ALICE SCHREYER
When considering a bequest, her Jewish values led her to AJWS
When it came time to think about including a charitable bequest, research librarian Alice Schreyer followed her Jewish values—right to American Jewish World Service.
“I wanted to include in my estate planning something that addressed my Jewish identity and those values,” she says. “I wanted to address human and social needs for the long term.”
Alice has always felt strongly tied to Jewish values and traditions. She grew up in Flatbush, Brooklyn—but “not the trendy Brooklyn you know now,” she laughs. She earned an English degree from Barnard College and a master’s in teaching from Yale then taught high school English for three years. Eventually she earned a degree in library science from Columbia University and a doctorate in English Literature at Emory.
After working for more than 20 years at the University of Chicago, she is now the Roger and Julie Baskes Vice President for Collections and Library Services at Chicago’s Newberry Library—an independent research library that provides access to primary source materials, research services, and public programs all for free—which also aligns with her Jewish values.

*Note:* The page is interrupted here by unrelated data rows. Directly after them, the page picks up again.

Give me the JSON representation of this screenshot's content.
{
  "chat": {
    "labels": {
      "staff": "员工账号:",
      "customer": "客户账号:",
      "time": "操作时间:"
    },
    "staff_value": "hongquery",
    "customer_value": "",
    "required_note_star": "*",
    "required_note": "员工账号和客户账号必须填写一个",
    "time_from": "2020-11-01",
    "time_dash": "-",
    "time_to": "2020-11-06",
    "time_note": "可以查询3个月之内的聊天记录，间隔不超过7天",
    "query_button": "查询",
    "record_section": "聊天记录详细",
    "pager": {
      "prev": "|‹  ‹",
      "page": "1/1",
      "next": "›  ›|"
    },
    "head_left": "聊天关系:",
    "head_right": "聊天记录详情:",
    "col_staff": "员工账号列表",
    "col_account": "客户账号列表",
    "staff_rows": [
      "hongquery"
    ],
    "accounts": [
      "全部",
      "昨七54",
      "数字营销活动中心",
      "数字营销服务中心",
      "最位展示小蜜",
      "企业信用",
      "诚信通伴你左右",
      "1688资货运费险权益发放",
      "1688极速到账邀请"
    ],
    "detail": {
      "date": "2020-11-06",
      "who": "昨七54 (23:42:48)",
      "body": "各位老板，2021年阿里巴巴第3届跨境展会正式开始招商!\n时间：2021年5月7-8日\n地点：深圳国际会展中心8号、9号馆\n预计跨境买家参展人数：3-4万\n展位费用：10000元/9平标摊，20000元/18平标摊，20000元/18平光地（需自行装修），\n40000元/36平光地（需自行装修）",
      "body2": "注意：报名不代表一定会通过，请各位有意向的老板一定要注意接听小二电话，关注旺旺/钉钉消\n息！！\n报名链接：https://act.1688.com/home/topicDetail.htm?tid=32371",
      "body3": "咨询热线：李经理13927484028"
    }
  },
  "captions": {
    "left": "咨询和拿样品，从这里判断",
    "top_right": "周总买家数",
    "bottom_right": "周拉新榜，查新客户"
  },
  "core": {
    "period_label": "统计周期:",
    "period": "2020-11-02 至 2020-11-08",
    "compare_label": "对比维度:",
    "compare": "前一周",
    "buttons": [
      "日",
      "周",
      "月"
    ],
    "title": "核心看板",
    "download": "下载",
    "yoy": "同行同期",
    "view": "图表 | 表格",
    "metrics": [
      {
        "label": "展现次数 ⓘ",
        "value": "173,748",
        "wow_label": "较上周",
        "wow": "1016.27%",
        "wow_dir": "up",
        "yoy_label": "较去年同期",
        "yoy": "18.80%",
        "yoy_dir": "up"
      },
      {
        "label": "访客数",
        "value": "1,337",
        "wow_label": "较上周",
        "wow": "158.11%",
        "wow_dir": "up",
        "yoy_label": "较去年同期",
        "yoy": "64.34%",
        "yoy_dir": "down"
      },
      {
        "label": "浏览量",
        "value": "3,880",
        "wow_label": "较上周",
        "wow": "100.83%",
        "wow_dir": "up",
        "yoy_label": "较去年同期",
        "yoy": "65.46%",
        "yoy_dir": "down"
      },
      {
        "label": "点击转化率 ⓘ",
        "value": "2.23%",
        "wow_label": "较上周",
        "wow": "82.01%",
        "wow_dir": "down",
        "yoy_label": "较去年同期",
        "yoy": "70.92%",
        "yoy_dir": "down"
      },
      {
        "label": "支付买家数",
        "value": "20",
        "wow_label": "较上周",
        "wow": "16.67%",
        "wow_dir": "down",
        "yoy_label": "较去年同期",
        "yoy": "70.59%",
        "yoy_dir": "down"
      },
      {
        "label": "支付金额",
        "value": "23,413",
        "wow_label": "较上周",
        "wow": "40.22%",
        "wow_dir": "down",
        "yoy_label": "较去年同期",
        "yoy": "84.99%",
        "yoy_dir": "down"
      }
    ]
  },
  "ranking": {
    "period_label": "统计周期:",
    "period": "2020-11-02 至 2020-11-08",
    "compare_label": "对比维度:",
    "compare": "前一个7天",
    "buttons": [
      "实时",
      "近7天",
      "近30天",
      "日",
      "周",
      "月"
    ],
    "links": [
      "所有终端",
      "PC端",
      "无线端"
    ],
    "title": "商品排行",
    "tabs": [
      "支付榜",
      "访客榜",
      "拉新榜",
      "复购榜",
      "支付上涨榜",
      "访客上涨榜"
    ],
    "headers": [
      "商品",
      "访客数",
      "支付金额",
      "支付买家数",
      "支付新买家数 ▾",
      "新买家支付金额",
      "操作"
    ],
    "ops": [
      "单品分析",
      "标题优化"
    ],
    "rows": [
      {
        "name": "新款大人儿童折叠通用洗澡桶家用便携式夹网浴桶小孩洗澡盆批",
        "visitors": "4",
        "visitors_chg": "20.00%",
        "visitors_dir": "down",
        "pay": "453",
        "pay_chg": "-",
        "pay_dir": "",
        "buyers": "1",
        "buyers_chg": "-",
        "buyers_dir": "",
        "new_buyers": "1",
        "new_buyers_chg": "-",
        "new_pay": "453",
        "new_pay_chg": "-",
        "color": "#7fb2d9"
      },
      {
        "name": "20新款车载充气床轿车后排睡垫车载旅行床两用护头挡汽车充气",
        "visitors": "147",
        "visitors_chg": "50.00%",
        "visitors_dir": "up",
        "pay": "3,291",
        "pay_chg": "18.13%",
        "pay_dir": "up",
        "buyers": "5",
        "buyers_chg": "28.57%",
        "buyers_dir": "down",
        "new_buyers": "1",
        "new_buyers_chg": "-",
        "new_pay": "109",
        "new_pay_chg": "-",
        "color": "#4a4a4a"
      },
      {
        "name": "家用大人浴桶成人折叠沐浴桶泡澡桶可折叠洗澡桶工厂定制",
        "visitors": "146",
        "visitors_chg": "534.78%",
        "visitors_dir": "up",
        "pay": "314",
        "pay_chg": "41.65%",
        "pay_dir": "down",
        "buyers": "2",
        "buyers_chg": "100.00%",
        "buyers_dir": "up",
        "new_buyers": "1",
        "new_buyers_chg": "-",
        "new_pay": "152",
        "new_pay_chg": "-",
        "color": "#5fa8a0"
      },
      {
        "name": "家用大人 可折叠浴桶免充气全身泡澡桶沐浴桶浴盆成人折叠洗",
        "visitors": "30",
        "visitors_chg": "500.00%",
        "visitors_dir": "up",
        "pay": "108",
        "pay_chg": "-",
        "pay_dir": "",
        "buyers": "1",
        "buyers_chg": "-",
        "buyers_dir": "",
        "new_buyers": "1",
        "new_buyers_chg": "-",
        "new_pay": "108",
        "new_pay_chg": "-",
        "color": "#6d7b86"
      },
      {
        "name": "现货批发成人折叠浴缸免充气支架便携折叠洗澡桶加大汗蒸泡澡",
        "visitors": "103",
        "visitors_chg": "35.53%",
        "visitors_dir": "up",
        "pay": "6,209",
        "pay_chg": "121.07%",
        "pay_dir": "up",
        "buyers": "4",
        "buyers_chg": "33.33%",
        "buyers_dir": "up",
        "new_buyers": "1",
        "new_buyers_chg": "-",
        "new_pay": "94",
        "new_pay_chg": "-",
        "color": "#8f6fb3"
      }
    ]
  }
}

She’d begun actively looking for an organization whose mission fit with those values when she heard an inspiring spot about AJWS on public radio. Her interest was piqued. After looking on the philanthropy guide Charity Navigator, where she saw that AJWS receives a top score for accountability, Alice began to dig deeper into our international human rights work—and she liked what she saw. Soon she made her first annual gift, which resulted in a pivotal phone call from AJWS’s Chicago Director.
Alice wanted to know how to get involved and learn, first hand, about the work AJWS was doing around the world. Her timing was impeccable; an AJWS grantee from Nicaragua was speaking in Chicago.
“[At that event, I heard] a very painful but heartwarming story. It gave me another perspective, truly,” Alice recalls.
Alice now enthusiastically contributes to AJWS on an annual basis and has added a larger sum in the form of a bequest, which she says was the most practical type of gift for her to make.
She says her relationship with AJWS was deepened by an eye-opening visit to the Dominican Republic last December to see AJWS programs in action.
“We visited communities of Haitian immigrants who are stateless in the Dominican Republic—children who can’t go to school, people who have no access to health care, adults who can’t work in jobs that will protect them,” Alice says, still in awe of the challenges faced by these communities. “But there is an amazing sense of hope that the grantees have because of the support they get from AJWS. I saw the core principals of the organization in action. The staff I have met, all of them, really strengthened my respect for the work being done.”
Alice encourages others to consider planned gifts to AJWS.
“I’m surprised when I talk to people how many don’t know about AJWS,” she says. “I’d say, ‘learn as much as you can—and your appreciation for the work will grow with that knowledge.’ The more we know about the work of AJWS, the more creative and inspiring it is.”
Alice says that, most of all, AJWS truly embodies Jewish values.
“I think at the heart of it all is to leave the world a better place than you found it,” Alice says. “Tikkun olam is really the core of everything AJWS does—and that really resonates with me.”